Fourteen years later and Lee, trained by his father and managed by Cameron Dunkin, is carving out a quiet reputation for himself as a super lightweight prospect who is one to watch after 17 successful tests. Fifteen haven’t heard the final bell and while the competition may not have been up to much at times there was something electric about the way he won his last fight, a second round knockout victory over Nicaraguan Milton Arauz. A quick one-two culminated with a right hand that turned the expression of Arauz into one that looked like it had gone much longer than the two rounds on the record.

“I was very happy with it,'' Lee says whose win came on a ShoBox: The New Generation telecast which was shown live on Showtime. It was Lee’s television debut, an impressive one too despite his eagerness to exchange wide open at times.

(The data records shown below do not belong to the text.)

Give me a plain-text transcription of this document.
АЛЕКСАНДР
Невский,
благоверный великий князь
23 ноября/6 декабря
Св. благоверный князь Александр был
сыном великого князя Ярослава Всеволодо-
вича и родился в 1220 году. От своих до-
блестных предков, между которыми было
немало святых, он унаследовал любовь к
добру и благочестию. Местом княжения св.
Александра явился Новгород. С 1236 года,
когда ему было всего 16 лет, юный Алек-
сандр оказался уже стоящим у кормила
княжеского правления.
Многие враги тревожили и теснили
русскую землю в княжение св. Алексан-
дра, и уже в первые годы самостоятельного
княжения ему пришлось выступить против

“I was definitely happy with the knockout. Of course there were some flaws in the two rounds that it went. This fight, we definitely fixed those flaws so they won’t happen again.”

The fight he now refers to takes place this Friday night on another ShoBox card, at the WinnaVegas Casino & Resort, Sloan, Iowa, against experienced Mexican Miguel Zamudio (44-15-1, 27 KOs), that’s forty-three fights more than Lee. Zamudio is clearly a step up having fought Javier Fortuna back in 2013 for the WBA Featherweight title. Fortuna got him out of there in one round and had already lost the title on the scales the day before. Zamudio has since mixed with the likes of Sharif Bogere, Will Tomlinson, Jamie Kavanagh and Jose Zepeda and has been fighting at 140lbs for two years.

“I need this [step-up],” says Lee.

“We’re definitely stepping up the competition. I can’t keep on fighting these people who aren’t that good and I can’t step up to the competition in the top ten just yet so we gotta take it one step at a time.”

“This is a long journey,” he added. “I could tell in my first ten fights, that really… my skill level wasn’t there. I was still adapting to the professional game, I was still learning and I’m going to continue to learn as my fights keep going. I think my last two or three fights is where I started to bring out about 20% of my talent. I still have a whole lot more that the world has not seen yet. Hopefully, one of these days, I can get a fighter in there who will bring that out of me and as I get on TV more and more the world will see more and more.”

Lee may only be 20 but the 17 fights he has racked up have come in just under three years since his pro debut as a 17-year-old. Throw in the 195 fights he had as an amateur and by the time the big tests come around he will be well schooled on styles, experience, stamina and rounds boxed.

Outside of boxing Lee, who is something of a food obsessive, is taking classes in criminal justice class and intro to ethics amongst others. Studying and a future career is a plan b that has been in his thoughts since he was 18. Boxing comes first but his studies will take him to one more semester at a community college before transferring to San Bernardino college afterwards. Lee thinks about the consequences of boxing. He’s seen the fighters who retire and end up broke and he knows of the lives lost in the sport, particularly last year. The number of fatalities forced his father to work on Lee’s defensive skills even more than normal. Lee may only be 20 but he’s growing up fast and is a far cry from the teenager who a couple of years ago said, “When I fight its play time” during a YouTube interview with EsNews.

“I was really young but my mentality has changed tremendously,” Lee says looking back on that quote. “I look back at the things I used to say and laugh at it. I think I have taken boxing more seriously because it’s not something to play with. It’s unfortunate with all the deaths that happened in 2019 because of boxing… it’s not something you can play with but I go in there and relax and if I can knock him out I can knock him out.”

At just 11-years-old Lee was described as a boxing prodigy by RING magazine after he had won three National Junior Golden Glove championships. Lee was extremely grateful for the compliment at the time but he wants to be known as a champion, or a title holder of a fringe belt that will see him move on to the steep ascent that awaits him inside the top ten at 140lbs.

“Slowly but surely everything will pay off.”